Vladimir Poutine a eu une réunion de travail avec le ministre de l’Agriculture Dmitri Patrushev, qui a rendu compte au président des résultats de performance 2020 du ministère et des plans de développement du secteur.
5 avril 2021 – 13h30 – Le Kremlin, Moscou

 

Avec le ministre de l’Agriculture Dmitri Patrushev.

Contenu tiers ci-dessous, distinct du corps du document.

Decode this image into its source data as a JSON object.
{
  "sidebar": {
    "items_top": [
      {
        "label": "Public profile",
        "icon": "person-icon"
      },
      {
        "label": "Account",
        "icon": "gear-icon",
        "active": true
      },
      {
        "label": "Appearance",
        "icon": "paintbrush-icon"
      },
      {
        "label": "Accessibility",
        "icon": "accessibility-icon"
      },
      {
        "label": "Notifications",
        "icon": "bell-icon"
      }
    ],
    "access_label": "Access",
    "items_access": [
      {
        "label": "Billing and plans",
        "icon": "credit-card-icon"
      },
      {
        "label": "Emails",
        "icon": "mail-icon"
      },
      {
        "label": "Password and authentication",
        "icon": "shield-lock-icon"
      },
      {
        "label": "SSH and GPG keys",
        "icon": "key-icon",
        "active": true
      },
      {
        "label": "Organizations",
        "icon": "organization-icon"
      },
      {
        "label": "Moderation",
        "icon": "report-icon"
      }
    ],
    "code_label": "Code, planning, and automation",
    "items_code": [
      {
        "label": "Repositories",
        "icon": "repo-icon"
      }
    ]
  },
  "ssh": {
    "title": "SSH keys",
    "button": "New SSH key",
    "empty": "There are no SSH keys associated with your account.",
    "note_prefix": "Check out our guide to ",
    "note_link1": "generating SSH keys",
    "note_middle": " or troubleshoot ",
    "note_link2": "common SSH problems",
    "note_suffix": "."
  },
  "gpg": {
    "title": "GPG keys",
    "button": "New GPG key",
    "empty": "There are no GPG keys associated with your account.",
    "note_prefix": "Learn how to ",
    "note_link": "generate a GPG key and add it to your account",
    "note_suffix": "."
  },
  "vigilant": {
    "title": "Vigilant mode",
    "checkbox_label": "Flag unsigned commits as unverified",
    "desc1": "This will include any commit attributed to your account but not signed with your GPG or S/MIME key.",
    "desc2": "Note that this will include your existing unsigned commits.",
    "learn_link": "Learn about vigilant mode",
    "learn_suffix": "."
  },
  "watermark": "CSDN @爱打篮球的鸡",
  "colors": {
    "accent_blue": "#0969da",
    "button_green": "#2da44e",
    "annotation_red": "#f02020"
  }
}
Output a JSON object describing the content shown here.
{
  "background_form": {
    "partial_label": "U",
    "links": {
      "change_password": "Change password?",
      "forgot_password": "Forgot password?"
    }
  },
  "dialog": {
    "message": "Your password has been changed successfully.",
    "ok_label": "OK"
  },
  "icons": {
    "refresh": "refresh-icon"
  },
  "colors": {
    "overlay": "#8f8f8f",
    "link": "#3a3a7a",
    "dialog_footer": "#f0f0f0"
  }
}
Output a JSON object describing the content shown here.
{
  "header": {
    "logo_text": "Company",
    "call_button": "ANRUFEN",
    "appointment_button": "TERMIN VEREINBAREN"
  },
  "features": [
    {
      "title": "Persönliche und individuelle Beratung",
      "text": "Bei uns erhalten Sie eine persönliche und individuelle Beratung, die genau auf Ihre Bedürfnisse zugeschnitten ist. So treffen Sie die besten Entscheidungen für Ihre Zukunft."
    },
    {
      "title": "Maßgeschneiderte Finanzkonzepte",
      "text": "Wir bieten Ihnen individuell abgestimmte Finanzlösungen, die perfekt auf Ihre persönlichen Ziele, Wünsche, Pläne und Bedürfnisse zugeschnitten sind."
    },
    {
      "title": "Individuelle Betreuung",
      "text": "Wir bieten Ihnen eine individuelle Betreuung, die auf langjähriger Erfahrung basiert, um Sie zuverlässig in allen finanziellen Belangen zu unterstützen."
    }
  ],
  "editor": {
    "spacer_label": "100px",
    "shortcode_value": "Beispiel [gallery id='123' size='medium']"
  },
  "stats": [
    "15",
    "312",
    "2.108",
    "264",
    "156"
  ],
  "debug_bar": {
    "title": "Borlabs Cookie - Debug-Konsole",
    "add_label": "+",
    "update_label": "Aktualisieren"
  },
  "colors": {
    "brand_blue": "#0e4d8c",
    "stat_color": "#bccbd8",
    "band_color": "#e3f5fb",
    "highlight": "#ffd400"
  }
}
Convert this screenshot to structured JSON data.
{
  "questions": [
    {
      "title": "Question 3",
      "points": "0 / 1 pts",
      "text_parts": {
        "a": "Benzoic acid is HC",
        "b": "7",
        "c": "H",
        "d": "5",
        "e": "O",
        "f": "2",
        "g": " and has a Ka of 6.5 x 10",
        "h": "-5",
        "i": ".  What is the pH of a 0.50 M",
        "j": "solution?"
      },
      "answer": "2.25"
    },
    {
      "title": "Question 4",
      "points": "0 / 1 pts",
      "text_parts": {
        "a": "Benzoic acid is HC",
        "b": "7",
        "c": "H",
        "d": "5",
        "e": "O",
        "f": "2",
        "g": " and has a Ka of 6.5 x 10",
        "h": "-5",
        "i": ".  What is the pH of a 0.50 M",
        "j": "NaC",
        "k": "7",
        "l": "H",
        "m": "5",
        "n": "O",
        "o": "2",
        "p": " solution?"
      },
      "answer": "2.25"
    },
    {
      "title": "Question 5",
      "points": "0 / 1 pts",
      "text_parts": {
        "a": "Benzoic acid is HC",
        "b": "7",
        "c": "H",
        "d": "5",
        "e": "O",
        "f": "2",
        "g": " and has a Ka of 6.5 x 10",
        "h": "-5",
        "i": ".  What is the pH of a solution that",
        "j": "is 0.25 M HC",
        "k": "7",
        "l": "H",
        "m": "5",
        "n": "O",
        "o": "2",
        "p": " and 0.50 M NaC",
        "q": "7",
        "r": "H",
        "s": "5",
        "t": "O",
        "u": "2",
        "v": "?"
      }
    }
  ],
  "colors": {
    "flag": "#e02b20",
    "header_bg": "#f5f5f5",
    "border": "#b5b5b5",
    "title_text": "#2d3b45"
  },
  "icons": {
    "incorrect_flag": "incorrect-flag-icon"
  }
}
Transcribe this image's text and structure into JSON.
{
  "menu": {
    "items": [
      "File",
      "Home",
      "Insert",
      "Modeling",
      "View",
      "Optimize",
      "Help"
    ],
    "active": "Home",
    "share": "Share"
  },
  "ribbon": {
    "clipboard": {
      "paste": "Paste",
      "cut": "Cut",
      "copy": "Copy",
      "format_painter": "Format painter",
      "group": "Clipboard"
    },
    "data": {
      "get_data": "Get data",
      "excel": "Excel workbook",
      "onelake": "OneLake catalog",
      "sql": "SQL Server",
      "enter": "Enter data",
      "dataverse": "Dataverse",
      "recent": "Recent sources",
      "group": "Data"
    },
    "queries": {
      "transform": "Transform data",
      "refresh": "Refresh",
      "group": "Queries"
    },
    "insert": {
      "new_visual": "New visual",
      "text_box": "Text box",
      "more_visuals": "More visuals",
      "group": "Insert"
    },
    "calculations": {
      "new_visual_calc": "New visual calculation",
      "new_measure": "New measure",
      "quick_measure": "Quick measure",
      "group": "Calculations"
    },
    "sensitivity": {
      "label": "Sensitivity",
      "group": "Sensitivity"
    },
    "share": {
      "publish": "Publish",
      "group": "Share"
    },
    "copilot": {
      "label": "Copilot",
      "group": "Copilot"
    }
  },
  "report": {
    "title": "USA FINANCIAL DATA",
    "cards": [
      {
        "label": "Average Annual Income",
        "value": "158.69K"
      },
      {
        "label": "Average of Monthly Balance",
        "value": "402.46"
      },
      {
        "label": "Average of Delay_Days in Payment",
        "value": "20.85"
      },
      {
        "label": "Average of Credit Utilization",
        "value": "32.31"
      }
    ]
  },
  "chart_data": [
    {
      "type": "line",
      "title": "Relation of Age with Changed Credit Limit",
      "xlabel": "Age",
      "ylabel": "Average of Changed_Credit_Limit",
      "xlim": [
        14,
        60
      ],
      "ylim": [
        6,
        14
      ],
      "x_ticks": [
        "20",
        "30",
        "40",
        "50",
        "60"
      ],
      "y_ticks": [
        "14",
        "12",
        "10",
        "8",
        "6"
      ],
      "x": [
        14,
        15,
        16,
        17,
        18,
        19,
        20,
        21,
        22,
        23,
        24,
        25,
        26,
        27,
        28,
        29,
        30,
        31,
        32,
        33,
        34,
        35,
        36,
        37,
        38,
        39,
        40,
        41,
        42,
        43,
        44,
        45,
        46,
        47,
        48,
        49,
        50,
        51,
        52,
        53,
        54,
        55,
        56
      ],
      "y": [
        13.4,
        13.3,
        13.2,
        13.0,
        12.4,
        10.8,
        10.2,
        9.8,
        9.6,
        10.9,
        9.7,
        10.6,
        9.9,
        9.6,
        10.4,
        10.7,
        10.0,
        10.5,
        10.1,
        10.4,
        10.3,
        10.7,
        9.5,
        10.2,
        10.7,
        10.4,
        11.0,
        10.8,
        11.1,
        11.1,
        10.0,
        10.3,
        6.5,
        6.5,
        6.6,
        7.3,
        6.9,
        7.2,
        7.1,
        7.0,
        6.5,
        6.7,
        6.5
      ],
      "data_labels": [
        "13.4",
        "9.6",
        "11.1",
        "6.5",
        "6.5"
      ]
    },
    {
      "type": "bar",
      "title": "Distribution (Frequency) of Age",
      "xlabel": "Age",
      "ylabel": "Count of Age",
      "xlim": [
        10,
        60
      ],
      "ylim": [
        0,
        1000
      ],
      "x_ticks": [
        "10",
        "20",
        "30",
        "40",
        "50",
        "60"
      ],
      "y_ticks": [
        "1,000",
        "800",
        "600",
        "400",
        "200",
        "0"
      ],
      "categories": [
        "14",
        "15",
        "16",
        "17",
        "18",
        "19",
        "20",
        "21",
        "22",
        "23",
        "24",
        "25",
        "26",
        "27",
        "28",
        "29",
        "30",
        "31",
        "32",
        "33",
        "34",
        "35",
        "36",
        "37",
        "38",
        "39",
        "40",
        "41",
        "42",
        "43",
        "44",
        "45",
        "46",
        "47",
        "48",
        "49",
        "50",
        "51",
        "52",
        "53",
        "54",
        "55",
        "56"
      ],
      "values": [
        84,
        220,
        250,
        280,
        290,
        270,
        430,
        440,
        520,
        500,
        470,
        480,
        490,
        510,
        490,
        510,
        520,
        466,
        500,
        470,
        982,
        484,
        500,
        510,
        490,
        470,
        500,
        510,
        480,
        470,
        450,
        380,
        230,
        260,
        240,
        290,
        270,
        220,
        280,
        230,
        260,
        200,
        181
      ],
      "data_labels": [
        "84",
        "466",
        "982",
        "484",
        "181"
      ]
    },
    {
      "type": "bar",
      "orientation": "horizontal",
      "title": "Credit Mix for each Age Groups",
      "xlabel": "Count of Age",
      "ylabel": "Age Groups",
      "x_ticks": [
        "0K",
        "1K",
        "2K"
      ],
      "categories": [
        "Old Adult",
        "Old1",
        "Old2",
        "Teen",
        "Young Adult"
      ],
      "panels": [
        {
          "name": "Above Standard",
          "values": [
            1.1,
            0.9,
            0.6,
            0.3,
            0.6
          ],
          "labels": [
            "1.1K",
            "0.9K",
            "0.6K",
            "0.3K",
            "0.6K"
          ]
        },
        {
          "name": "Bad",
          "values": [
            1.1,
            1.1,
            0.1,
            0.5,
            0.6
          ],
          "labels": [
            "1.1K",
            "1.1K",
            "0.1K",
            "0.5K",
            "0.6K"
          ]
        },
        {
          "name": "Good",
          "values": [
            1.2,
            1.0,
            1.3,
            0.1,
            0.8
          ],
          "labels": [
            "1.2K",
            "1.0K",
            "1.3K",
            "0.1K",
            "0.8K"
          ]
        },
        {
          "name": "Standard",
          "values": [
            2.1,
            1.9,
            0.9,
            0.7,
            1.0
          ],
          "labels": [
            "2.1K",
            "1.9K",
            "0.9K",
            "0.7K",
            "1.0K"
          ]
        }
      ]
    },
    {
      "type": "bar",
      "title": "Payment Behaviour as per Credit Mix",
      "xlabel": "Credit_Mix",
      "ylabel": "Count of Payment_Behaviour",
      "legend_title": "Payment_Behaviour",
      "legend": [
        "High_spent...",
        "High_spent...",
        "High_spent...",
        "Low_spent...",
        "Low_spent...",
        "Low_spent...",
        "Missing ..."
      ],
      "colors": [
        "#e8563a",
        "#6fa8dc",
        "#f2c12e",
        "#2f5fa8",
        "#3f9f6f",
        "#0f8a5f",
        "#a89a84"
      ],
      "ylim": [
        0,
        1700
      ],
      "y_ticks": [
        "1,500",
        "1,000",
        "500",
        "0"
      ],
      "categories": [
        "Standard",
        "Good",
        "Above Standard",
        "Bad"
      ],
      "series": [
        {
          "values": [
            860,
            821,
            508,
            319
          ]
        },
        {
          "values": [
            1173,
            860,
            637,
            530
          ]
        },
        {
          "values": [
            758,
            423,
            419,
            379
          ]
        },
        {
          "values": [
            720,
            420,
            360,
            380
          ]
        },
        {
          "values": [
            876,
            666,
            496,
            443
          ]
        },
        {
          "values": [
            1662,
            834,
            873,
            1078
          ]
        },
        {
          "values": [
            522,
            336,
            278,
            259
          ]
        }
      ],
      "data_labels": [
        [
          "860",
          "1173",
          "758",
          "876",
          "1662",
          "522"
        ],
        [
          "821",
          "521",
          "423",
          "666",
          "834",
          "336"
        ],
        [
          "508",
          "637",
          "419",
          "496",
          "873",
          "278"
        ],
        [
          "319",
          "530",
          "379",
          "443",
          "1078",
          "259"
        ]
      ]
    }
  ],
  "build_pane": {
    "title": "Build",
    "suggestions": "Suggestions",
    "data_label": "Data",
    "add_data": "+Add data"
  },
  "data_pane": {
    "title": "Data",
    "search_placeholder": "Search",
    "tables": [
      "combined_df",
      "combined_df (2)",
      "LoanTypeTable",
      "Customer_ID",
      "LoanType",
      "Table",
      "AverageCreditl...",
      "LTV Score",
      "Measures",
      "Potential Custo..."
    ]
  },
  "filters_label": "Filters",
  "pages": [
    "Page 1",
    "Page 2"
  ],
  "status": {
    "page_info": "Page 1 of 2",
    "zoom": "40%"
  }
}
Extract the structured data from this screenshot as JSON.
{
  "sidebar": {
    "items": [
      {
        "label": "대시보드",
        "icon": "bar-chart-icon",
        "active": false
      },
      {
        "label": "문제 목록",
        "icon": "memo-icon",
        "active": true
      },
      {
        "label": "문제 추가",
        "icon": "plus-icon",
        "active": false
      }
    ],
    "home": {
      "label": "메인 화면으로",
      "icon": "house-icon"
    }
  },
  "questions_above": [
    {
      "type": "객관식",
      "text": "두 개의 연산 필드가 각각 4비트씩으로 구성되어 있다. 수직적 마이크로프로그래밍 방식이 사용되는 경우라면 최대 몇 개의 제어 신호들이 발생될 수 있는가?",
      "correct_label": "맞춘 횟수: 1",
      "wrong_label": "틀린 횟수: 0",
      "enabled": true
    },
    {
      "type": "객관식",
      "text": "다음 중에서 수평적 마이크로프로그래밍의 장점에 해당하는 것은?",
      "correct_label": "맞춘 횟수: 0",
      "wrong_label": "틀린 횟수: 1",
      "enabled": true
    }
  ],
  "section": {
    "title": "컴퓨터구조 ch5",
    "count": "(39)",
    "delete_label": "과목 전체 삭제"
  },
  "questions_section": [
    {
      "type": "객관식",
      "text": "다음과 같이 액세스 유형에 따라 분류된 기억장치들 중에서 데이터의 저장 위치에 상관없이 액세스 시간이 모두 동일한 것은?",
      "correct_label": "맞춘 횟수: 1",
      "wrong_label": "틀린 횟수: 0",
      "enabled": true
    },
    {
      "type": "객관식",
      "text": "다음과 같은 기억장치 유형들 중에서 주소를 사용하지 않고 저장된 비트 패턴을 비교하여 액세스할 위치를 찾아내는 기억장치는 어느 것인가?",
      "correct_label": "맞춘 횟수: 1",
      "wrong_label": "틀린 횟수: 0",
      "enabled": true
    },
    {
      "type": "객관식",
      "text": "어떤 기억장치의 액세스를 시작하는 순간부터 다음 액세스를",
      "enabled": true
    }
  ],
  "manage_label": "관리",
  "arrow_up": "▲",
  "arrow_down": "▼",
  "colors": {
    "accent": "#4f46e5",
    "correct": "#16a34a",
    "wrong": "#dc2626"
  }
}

Président de la Russie Vladimir Poutine: Monsieur Patrushev, vous aviez prévu de commencer par la performance de l’année dernière, n’est-ce pas?
Ministre de l’Agriculture Dmitri Patrushev: Oui, j’aimerais le faire, si vous me le permettez. Je ferai une brève présentation pour décrire les performances du secteur en 2020 et les plans pour cette année.
Malgré les difficultés objectives, le secteur agro-industriel a fonctionné de manière assez régulière l’année dernière, et aujourd’hui nous continuons à mettre en œuvre les tâches qui nous étaient précédemment assignées. Je voudrais noter que nous tenons des consultations hebdomadaires avec le siège des régions.
C’est ce que je peux rapporter. Selon le Service fédéral des statistiques des États, les exploitations agricoles ont récolté 133,5 millions de tonnes de céréales en filet en 2020, soit 12% de plus que la moyenne quinquennale.
En fait, c’était la deuxième plus grande récolte de l’histoire, et les fermes se sont plutôt bien comportées. Bien sûr, la météo a aidé, mais je crois que dans l’ensemble, le travail de nos agriculteurs a été assez bien planifié.
Quant à nos plans pour cette saison, nous continuons à surveiller les cultures d’hiver, que nous avons plantées sur 19,4 millions d’hectares. Quatre-vingt pour cent d’entre eux sont dans un état satisfaisant. C’est moins que l’an dernier, car nous avons eu extrêmement peu de pluie l’automne dernier, mais la situation s’améliore. J’espère que nous atteindrons les objectifs fixés dans le programme de l’État, si le temps le permet.
La saison des semailles a commencé dans le Caucase du Nord, les districts fédéraux du centre et du sud. La superficie sera augmentée de 600 000 hectares cette année, dont 51,5 millions seront cultivés avec des cultures de printemps. Par conséquent, comme je l’ai déjà mentionné, nous espérons atteindre les objectifs du programme d’État.
Voici un petit problème. L’année dernière, pendant la pandémie, nous avons réussi à nous contenter de nos propres ressources et à n’engager pratiquement aucune main-d’œuvre étrangère. Nous avons impliqué des étudiants et des personnes au chômage en ce moment. Cette année, cependant, nous aurons besoin de travailleurs étrangers. En agriculture, nous aurons besoin d’environ 35 000 personnes. Nous nous occupons actuellement de cette question, pour nous assurer que la saison des semailles se déroule comme prévu et que plus tard, nous pouvons gérer la saison de récolte.
Mais, compte tenu de toutes les nuances, nous prendrons bien sûr en compte la situation épidémiologique avant toute autre chose, afin d’assurer la sécurité des personnes.
Vladimir Poutine: Pourquoi les superficies de betteraves à sucre ont-elles été légèrement réduites l’année dernière?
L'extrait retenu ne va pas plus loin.